Eight strategic regional priorities
The PAHO Director outlined eight strategic priorities for regional cooperation:
- Health system reform based on stronger primary care, to integrate health services and public health programs, reduce access barriers, and promote community participation.
- Strengthening governance and essential public health functions, to ensure stewardship, surveillance, and workforce competencies at all levels.
- Disease elimination, through vaccination, surveillance, access to diagnostics and treatment, sustained investment, and intersectoral coordination.
- Improved care for noncommunicable diseases, promoting early detection, integrated risk factor management, and continuous availability of essential medicines.
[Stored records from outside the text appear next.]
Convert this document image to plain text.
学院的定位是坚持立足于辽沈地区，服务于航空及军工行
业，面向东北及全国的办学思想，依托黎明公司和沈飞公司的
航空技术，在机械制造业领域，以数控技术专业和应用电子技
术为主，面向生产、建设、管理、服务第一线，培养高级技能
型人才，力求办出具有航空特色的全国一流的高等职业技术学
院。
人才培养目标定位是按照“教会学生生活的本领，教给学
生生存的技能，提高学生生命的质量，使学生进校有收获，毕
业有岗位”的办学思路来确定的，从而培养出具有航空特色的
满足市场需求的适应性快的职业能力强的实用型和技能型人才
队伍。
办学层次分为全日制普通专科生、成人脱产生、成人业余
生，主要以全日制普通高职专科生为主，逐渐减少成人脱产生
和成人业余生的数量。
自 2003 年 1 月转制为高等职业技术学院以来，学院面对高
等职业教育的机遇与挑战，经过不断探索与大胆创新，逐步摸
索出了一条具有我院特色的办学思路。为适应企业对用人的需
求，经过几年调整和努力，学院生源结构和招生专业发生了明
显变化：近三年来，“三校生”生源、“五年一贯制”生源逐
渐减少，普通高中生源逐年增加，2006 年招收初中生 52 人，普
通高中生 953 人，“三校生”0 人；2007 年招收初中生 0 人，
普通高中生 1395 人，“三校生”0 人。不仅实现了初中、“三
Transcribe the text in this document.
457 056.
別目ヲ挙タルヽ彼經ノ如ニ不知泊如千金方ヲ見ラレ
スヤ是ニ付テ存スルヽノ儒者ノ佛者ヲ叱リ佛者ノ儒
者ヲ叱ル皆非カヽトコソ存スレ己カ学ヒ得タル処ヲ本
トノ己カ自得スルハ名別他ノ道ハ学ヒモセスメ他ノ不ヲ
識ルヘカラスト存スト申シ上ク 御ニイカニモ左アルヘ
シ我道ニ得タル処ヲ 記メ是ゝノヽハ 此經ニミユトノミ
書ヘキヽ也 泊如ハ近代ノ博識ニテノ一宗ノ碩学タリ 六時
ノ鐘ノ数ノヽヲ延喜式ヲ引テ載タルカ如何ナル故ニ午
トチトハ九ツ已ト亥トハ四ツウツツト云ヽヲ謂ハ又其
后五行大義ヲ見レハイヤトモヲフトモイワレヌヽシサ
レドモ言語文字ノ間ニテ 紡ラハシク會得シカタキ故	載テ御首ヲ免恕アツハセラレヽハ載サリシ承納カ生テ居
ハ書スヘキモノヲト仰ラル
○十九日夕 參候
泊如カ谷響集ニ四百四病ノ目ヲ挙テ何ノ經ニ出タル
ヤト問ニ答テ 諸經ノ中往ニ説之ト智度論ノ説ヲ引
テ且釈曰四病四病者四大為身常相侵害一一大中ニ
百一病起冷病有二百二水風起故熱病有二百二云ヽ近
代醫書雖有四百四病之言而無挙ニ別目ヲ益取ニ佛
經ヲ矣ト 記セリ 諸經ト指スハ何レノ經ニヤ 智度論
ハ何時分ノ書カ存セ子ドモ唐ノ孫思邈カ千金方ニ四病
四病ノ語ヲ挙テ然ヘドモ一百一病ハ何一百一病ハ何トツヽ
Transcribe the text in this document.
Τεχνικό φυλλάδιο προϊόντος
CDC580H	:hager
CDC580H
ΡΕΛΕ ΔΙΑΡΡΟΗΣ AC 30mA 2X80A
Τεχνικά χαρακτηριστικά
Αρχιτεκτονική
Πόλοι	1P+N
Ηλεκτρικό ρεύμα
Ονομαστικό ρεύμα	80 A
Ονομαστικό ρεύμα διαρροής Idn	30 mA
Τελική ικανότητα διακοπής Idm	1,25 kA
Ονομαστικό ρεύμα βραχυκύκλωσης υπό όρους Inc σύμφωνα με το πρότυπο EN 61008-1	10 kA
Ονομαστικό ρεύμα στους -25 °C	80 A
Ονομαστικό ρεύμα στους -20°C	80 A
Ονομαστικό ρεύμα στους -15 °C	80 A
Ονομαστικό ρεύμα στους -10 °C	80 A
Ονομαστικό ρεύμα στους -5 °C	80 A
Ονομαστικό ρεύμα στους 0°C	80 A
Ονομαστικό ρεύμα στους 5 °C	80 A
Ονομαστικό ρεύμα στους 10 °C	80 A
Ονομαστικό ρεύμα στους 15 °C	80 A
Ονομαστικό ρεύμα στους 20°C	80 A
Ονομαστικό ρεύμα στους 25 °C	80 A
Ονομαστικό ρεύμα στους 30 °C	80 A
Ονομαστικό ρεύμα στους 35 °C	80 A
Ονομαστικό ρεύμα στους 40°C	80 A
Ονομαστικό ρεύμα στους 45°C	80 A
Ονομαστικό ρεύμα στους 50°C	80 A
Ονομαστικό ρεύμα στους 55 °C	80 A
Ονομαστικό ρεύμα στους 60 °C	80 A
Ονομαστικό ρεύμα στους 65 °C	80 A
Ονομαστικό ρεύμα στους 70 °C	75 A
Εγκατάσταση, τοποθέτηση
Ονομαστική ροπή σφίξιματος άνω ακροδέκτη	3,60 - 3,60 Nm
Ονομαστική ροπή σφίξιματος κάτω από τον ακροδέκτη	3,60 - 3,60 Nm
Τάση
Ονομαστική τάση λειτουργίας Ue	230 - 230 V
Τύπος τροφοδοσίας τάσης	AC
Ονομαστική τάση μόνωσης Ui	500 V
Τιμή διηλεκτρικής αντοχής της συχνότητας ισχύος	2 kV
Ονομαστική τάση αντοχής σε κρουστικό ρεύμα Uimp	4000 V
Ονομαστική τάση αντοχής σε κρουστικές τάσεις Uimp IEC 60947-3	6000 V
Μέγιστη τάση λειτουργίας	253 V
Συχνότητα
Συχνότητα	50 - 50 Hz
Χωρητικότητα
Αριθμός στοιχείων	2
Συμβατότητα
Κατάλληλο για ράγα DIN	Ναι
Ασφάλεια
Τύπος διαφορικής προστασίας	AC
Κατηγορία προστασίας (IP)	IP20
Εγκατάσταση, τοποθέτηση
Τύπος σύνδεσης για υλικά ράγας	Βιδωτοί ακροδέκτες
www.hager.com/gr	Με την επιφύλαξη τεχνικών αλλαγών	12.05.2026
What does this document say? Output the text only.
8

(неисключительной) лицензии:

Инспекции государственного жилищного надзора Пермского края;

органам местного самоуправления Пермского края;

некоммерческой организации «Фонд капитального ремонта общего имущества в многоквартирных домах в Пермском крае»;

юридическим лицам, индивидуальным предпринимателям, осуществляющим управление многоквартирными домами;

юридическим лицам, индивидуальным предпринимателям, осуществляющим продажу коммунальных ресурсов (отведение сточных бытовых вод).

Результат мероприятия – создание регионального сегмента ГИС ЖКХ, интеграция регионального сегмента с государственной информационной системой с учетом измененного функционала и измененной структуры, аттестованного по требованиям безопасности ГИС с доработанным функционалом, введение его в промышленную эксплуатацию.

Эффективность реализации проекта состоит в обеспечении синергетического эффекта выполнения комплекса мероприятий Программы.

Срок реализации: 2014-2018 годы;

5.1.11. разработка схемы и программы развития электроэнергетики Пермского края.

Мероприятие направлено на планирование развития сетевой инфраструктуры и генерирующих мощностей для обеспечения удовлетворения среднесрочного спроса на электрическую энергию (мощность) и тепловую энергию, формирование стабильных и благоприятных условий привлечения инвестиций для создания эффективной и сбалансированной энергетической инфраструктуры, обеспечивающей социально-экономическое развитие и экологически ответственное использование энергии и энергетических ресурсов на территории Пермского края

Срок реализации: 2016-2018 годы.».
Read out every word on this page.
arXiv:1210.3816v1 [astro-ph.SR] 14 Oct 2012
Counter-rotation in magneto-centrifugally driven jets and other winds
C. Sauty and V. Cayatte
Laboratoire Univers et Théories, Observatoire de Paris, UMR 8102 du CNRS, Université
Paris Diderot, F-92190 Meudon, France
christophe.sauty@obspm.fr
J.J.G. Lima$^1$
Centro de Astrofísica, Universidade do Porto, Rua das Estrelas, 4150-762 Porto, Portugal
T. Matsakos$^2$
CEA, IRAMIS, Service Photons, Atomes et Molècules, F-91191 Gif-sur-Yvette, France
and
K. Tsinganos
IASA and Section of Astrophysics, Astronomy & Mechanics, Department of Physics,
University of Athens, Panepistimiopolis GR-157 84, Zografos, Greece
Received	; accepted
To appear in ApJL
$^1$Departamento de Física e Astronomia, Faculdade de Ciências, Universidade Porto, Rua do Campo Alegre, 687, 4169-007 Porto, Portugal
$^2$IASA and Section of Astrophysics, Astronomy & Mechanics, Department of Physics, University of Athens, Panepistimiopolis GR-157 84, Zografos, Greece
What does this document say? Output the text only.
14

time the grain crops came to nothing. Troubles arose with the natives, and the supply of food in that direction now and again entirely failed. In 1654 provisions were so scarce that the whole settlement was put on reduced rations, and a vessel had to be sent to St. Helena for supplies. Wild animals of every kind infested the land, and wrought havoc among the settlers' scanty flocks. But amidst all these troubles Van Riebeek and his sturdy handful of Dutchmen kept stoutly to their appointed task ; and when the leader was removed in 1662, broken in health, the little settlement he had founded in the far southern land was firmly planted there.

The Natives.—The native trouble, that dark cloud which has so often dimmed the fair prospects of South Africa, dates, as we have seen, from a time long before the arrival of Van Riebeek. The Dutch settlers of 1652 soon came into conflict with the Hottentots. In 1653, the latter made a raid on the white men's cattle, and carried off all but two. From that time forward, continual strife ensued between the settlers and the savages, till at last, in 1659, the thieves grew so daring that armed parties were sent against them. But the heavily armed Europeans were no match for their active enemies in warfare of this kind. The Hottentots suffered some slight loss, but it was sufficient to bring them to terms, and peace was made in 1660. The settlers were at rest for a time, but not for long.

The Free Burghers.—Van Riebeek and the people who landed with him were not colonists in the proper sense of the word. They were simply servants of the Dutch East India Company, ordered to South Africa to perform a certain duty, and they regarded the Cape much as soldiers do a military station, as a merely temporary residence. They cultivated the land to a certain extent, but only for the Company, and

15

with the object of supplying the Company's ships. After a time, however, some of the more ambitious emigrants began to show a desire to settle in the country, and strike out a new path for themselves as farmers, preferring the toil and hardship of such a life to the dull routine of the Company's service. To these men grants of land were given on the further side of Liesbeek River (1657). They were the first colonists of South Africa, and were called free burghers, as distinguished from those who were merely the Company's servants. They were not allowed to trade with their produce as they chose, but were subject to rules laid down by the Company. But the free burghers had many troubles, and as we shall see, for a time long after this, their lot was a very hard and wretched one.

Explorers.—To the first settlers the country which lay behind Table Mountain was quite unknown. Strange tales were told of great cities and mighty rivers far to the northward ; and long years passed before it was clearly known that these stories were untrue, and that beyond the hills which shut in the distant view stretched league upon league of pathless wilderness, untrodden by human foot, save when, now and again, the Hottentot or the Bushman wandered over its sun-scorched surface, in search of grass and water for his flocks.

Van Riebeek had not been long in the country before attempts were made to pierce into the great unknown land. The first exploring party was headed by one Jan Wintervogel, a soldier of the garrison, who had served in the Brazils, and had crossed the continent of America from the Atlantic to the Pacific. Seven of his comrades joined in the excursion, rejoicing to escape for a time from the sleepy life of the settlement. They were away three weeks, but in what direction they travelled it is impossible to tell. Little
- Zero maternal deaths, through prenatal care, primary-level strengthening, and health workforce training.
- Regional Revolving Funds, to ensure rapid and equitable access to vaccines, essential medicines, and high-quality health technologies.
- Digital transformation for universal health, through national digital agendas, telehealth, interoperability, artificial intelligence, and cybersecurity.
- Health emergency preparedness, to strengthen resilient infrastructure, interagency coordination, access to safe water, vector control, and epidemiological surveillance.
Signing of agreements
Accompanied by PAHO/WHO Representative Alba María Ropero, Dr. Barbosa signed a Technical Cooperation Framework Agreement between PAHO and the Dominican Senate. The agreement is the first of its kind in the region and aims to strengthen the legislative health agenda through information sharing, joint research, and training, including participation of PAHO specialists in the Dominican Parliamentary Innovation Hub.
“The laws you pass guarantee rights, organize systems, strengthen institutions, promote transparency, and ensure no one is excluded from the right to health,” said Dr. Barbosa. “This is the first agreement of its kind in the region and will set a new standard for parliamentary health cooperation in the Americas.”
Earlier, at the Ministry of Public Health, Dr. Barbosa and the Minister of Public Health, Dr. Víctor Atallah, signed the Country Cooperation Strategy (CCS) 2026-2031, which will guide PAHO’s technical cooperation with the Dominican Republic over the next six years, aligned with the National Health Strategic Plan 2030 and the National Development Strategy. The Minister of the Presidency, José Ignacio Paliza Nouel, will also endorse the strategy at a later date.
During his three-day visit, from December 1 to 3, Dr. Barbosa will meet with other senior national authorities and representatives of multilateral organizations, as well as visit primary health care service networks.